Robert released her and rubbed the back of his neck. “This is all a wee unnerving, though, you make an excellent point. But then again, it could have been from another galaxy or a dimension of which we have nae knowledge.”
Kimberly retrieved the cell phone from a hidden pocket in the boy’s pants she wore. Robert’s eyes narrowed. He probably thought she planned to call for help. Even if she wanted to, they weren’t close enough to land.
“You shouldn’t have that. If we make it to the past... Ach, well, I hate to think what would happen to you if someone found your cell phone.”
“I didn’t plan to take it with me. Just wanted to see if it still worked.” She depressed the On button. Nothing. “It’s dead.” She tossed the useless phone into a small compartment under the wheel.
Time dragged. The fog slowly swirled closer. Kimberly kept checking her watch, but it wasn’t working. She took it off. “I guess I shouldn’t be wearing a watch either.”
“Get rid of anything from the present time.”
As she checked her pockets to ensure she hadn’t accidentally picked up something that didn’t belong in the past, the amount of blue sky overhead shrank to nothing more than a small circle over the cockpit. Then the milky haze overtook even that tiny bright spot.
A fine mist moistened her face, and she tasted salt on her lips. The fog rolled across the deck, thickening and becoming darker and heavier as strands of vapor swirled around equipment and through openings. Visibility declined to mere inches.
Kimberly felt as if chilly fingers reached for her from within the ominous fog. She grabbed Robert’s hand. “Please don’t let go of me. I’m frightened.”
“I will keep you safe.” He wrapped muscular arms around her and pulled her back against his broad chest. “Remember to talk in the lad’s voice you practiced and if we get separated, tell anyone who finds you that you are my nephew, Ian, my cabin lad.”

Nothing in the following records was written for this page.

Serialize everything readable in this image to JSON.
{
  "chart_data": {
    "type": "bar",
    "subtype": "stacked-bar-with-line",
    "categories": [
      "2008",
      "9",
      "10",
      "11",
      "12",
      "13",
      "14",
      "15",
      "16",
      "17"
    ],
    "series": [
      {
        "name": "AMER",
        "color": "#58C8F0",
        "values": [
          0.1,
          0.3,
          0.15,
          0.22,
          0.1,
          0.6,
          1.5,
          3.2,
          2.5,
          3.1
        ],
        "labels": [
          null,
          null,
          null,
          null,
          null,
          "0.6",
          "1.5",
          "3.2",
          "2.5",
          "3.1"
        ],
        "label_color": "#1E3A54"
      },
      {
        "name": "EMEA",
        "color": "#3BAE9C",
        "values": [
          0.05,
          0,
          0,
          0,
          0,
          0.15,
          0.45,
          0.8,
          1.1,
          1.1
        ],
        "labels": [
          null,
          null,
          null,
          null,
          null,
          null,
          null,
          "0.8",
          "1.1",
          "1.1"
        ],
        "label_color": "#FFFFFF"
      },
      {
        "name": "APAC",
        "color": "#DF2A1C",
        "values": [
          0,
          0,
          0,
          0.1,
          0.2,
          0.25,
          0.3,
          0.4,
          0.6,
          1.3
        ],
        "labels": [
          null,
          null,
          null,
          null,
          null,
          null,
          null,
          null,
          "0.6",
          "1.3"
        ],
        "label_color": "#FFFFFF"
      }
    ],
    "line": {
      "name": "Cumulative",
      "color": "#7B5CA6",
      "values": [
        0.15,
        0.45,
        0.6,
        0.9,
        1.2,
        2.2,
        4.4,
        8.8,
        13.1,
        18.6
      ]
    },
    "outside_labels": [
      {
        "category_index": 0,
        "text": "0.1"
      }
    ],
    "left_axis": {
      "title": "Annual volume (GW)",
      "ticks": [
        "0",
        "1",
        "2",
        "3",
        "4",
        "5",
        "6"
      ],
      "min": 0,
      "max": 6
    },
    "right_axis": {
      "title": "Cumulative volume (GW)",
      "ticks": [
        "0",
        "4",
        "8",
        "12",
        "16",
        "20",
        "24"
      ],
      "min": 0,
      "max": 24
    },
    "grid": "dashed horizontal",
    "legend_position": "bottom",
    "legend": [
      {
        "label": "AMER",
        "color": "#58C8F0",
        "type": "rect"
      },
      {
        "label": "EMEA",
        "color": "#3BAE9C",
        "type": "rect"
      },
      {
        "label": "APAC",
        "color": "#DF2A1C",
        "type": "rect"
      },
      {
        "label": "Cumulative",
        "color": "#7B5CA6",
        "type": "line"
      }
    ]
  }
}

Abruptly, she heard whispering within the fog.
“Ahoy there. Is anyone aboard?” The disembodied voice made her shiver.
Kimberly pressed tighter against Robert and the heat of his body. “Did you hear that?”
“Aye,” he said, voice muffled against her damp hair.

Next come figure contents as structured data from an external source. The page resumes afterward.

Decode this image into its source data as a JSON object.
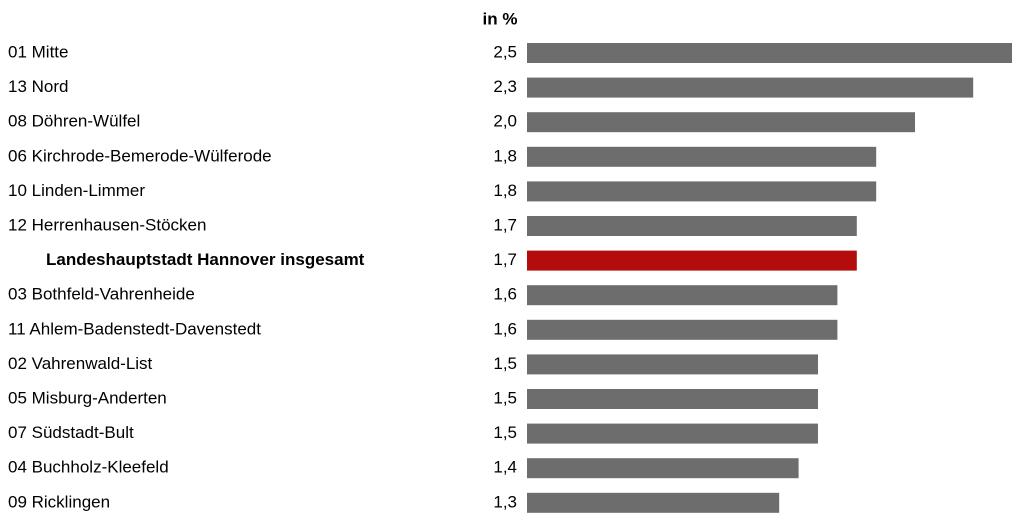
{
  "chart_data": {
    "type": "bar",
    "orientation": "horizontal",
    "unit_label": "in %",
    "categories": [
      "01 Mitte",
      "13 Nord",
      "08 Döhren-Wülfel",
      "06 Kirchrode-Bemerode-Wülferode",
      "10 Linden-Limmer",
      "12 Herrenhausen-Stöcken",
      "Landeshauptstadt Hannover insgesamt",
      "03 Bothfeld-Vahrenheide",
      "11 Ahlem-Badenstedt-Davenstedt",
      "02 Vahrenwald-List",
      "05 Misburg-Anderten",
      "07 Südstadt-Bult",
      "04 Buchholz-Kleefeld",
      "09 Ricklingen"
    ],
    "values": [
      2.5,
      2.3,
      2.0,
      1.8,
      1.8,
      1.7,
      1.7,
      1.6,
      1.6,
      1.5,
      1.5,
      1.5,
      1.4,
      1.3
    ],
    "value_labels": [
      "2,5",
      "2,3",
      "2,0",
      "1,8",
      "1,8",
      "1,7",
      "1,7",
      "1,6",
      "1,6",
      "1,5",
      "1,5",
      "1,5",
      "1,4",
      "1,3"
    ],
    "colors": [
      "#6d6d6d",
      "#6d6d6d",
      "#6d6d6d",
      "#6d6d6d",
      "#6d6d6d",
      "#6d6d6d",
      "#b40c0c",
      "#6d6d6d",
      "#6d6d6d",
      "#6d6d6d",
      "#6d6d6d",
      "#6d6d6d",
      "#6d6d6d",
      "#6d6d6d"
    ],
    "bold": [
      false,
      false,
      false,
      false,
      false,
      false,
      true,
      false,
      false,
      false,
      false,
      false,
      false,
      false
    ],
    "xlim": [
      0,
      2.5
    ]
  }
}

Within the fog, someone whistled a jig-like tune. The haze dissipated slightly. Three men dressed in old-fashion aviator gear stood off the bow of the sailboat as if they walked on water. One saluted, and then they all vanished into the vaporous mist.
“Oh. My. God.” Gooseflesh prickled the length of Kimberly’s arms. She leaned into Robert’s strength. “You did see that, didn’t you? I read about flight crews being lost in the forties.”
“I saw.” He gave a gentle squeeze. “I am certain we will see more unusual sights before our adventure is complete. Are you still willing?”